Furthermore, there are theories that there is a genetic component however this has never been proven and remains antidotal. The exact etiology is unknown however there are strong correlations with fever and illness, excessive physical activity, excessive caffeine or alcohol intake, lack of sleep and exhaustion, and emotional stress.

Epidemiology

Night terrors are most often seen between the ages 3 to 7 years of age, and they often subside by 10 years of age. It appears that there is equal prevalence between boys and girls with a prevalence of approximately 30% in children.

Night terrors can occur in adults however it is rare. This may be indicative of underlying neurologic disorders that require more work up and investigation.

History and Physical

Episodes of night terrors most often occur in the first third of the night during slow wave sleep when the child is in the transitional state of being wakeful and sleeping. This particular period is referred to as the arousal state.

Episodes can appear to be very dramatic in presentation with the child screaming and thrashing without realization of his or her surroundings. Children may show signs of excessive autonomic activity such as tachycardia, tachypnea, mydriasis, and excessive sweating. In some cases, enuresis can also occur.

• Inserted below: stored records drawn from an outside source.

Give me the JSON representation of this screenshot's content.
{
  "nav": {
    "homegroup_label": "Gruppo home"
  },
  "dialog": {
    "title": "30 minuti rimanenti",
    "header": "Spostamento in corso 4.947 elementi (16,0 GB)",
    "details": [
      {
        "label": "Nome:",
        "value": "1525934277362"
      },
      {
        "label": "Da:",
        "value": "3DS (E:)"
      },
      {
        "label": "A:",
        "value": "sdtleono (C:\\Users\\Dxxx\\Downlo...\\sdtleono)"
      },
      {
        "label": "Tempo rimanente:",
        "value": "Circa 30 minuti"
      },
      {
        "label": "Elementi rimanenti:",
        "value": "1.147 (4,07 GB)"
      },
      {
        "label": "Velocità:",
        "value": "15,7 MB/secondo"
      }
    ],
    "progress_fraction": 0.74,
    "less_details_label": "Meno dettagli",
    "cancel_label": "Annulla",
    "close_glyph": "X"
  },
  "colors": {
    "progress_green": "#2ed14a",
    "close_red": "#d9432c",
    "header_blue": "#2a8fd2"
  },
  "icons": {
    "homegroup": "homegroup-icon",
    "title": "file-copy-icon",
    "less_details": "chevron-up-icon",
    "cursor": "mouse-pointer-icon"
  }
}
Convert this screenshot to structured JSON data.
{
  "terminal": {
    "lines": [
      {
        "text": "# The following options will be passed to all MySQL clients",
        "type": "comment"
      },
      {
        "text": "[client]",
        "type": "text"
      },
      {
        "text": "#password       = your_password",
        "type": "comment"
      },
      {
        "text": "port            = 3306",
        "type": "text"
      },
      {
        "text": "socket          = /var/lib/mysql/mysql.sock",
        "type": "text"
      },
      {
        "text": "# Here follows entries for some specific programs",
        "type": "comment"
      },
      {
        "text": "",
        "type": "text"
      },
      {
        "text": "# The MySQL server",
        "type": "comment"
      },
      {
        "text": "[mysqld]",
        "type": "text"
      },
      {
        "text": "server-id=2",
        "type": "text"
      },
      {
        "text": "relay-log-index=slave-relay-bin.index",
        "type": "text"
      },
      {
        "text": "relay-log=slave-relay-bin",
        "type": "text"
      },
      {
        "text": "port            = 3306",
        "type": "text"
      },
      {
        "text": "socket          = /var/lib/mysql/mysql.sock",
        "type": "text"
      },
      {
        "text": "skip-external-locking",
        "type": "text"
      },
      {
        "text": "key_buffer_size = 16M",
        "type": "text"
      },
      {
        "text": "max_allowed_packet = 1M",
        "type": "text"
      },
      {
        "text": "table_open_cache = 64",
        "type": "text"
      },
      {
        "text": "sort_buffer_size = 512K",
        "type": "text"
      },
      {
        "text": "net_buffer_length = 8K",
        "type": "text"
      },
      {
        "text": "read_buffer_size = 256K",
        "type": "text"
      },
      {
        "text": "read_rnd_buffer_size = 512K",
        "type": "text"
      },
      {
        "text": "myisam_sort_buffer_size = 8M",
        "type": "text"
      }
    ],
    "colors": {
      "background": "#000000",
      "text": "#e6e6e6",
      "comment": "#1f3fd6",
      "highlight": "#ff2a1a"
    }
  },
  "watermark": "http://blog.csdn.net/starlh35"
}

Unfortunately, children often do not respond to verbal cues, being comforted, or attempts to awaken. It is extremely difficult to wake these children in the middle of an episode. These spells can last approximately 10 to 20 minutes and then the child will abruptly return to sleep. Most do not recall the episodes.

Evaluation

No specific test must be done in an emergent clinical setting to make the diagnosis. A night terror is a clinical diagnosis that can be determined by taking a careful history, especially detailing the actual episode from families and witnesses. The only lab work or imaging that needs to be done is to rule out other differential diagnoses that are listed below.[7][8][9]

Treatment / Management

There is no specific treatment for night terrors other than comforting the child. Reassurance and education for the parents or guardians are strongly encouraged especially to ensure the safety of the child during a night terror.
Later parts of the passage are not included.